Homing in on a win is the goal for McGeeney
Armagh may have been forced to surrender home advantage for Sunday's important Allianz Football League Division Two encounter against Clare but manager Kieran McGeeney is not unduly concerned.
Indeed, McGeeney is rather more worried about his team's failure to close out last weekend's game against Kildare which yielded just one point for them instead of the two that they had badly wanted.
Now they must go in against a Clare side at Pairc Esler, Newry that put up a gutsy show before going under to Donegal at the weekend.
Armagh are sacrificing home advantage as a punishment for breaking training regulations before the start of last year's All-Ireland Championship.
Laois, Waterford and Wexford were other counties that were similarly sanctioned in an investigation that originally involved 17 counties.
Armagh travelled to Portugal for warm-weather training during a prohibited period and now pay the penalty for this.
It was thought that Dublin might also face sanction after their footballers travelled to France during the same period but the All-Ireland champions insisted at the time that the trip did not involve training and was, in fact, a historical pursuit.
Be that as it may, McGeeney is strongly focused on seeing his side collect the two points which he feels they need if they are to mount a sustainable promotion challenge.
"We're going in against a Clare side that have shown they are more than useful," insists McGeeney.
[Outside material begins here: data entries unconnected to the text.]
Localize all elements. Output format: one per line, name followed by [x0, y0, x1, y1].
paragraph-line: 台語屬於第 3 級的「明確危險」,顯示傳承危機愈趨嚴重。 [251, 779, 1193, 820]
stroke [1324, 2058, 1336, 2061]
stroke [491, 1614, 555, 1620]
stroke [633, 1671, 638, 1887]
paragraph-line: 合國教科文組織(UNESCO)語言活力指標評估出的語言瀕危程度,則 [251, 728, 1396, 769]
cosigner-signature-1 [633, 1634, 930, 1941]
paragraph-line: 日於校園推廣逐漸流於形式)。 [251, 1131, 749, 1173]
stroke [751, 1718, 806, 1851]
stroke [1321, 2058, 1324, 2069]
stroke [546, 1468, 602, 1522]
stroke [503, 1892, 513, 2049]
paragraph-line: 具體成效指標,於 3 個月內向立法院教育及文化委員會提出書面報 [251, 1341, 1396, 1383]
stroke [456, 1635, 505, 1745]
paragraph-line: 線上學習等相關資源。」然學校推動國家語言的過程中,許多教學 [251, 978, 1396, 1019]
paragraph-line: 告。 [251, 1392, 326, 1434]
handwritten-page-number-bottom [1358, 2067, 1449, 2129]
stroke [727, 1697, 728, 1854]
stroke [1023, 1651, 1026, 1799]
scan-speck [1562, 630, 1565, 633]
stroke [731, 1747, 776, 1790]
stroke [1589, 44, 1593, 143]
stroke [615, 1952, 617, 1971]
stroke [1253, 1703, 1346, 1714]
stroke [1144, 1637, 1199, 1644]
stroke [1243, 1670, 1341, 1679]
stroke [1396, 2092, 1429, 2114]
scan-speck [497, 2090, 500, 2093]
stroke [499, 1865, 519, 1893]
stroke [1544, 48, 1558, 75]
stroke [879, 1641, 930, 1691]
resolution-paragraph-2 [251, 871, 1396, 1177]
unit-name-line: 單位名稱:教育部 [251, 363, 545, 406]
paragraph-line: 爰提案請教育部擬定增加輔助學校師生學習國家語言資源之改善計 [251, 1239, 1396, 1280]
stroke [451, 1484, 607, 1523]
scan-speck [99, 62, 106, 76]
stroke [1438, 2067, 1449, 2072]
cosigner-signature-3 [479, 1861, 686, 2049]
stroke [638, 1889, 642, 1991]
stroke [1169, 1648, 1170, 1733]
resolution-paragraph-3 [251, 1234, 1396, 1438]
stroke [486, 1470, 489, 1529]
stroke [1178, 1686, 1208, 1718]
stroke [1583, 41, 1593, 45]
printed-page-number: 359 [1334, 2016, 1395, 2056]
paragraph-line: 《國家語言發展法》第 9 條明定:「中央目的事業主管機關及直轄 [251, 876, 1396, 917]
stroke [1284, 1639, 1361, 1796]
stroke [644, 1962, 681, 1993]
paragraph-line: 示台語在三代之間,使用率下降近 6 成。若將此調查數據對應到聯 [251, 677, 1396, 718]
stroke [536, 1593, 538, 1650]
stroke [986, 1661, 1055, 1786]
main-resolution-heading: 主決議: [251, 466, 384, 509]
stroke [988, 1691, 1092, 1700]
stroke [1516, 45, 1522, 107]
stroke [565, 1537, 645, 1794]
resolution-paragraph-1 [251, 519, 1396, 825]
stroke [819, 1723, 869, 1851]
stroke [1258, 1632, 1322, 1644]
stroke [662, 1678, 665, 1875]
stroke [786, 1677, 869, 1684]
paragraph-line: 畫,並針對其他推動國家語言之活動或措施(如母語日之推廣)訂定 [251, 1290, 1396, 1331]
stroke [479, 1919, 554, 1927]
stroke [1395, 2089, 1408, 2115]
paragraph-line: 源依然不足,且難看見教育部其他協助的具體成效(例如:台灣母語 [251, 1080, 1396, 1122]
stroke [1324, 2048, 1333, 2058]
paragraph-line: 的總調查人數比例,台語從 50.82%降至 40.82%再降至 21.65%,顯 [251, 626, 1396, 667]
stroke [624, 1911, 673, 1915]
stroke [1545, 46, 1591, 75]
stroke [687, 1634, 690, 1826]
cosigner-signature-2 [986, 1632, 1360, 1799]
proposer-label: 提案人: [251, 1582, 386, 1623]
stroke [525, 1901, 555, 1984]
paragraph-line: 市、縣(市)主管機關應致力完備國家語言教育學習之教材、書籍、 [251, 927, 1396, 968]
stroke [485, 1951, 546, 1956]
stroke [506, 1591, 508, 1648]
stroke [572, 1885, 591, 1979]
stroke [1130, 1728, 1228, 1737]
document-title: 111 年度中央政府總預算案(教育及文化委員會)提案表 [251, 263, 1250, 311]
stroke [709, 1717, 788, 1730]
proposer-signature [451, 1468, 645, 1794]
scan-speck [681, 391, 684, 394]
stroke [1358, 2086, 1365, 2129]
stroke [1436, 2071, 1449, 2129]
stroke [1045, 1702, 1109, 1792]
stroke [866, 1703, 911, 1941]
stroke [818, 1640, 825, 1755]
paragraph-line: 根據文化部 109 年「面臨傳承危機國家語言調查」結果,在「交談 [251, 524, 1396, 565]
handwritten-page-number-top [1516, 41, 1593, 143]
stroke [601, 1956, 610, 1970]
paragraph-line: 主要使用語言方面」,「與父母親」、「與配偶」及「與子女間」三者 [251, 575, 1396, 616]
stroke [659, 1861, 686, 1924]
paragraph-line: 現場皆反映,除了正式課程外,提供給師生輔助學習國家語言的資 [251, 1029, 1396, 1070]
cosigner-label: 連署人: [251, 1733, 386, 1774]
"They beat Down in the league at Newry last year so they won't be uncomfortable at this venue.
"For our part, we have to improve on our finishing. "
"Up until the point at which we met Clare in the All-Ireland qualifiers last year they were the best side we had come up against."
In that match, Clare were leading by one point as added time beckoned but a late four-point surge helped to take Armagh to what at one stage appeared an unlikely victory.
"I think this showed the calibre of Clare and they are getting even better," insists McGeeney.
Rian O'Neill and Joe McElroy are pushing for starting places on Sunday although McGeeney is unlikely to make too many changes as he bids to formulate a settled side. Both O'Neill and McElroy were introduced as substitutes against Kildare and could be in line for more game time.
Jason Duffy is also pushing strongly for more recognition having come off the bench against Tyrone in the Dr McKenna Cup final and against Kildare.
But Armagh are still without Andrew Murnin, Ethan Rafferty and Paul Hughes.
"Obviously these are players who have been out for some time and you would like to see them back but you have to be patient. There is no doubt that there are boys pushing for places and that's good because Division Two is very competitive and we need as many people on board as possible," insists McGeeney.
Rory Grugan, Jamie Clarke and Stefan Campbell formed a lively full-forward line against Kildare but will require to be provided with even better quality possession if they are to flourish against Clare.
And it's not just in terms of the scoring stakes alone that McGeeney is keen to see an improvement this weekend.
"I thought against Kildare we did not help ourselves by giving the ball away very easily even when we were not under pressure at times," he points out.
"Obviously this is something that can sometimes happen but we have to be aware of that and tighten up on it.
"There wasn't much between Clare and Donegal last weekend so we certainly know what to expect on Sunday.
"Everyone knows that in Division Two all teams are capable of taking points off each other.
"I believe that Armagh are capable of holding their own in there but they have got to show that they can do this.
"We know from playing Clare last summer that they have a really class forward line and we are aware that we will have our work cut out for us no matter what way you look at it."
In an ironic twist, Armagh must go back to Pairc Esler later this year to face Down in an Ulster Senior Football Championship quarter-final tie.
But, as McGeeney contends, that is going to be a story for another day.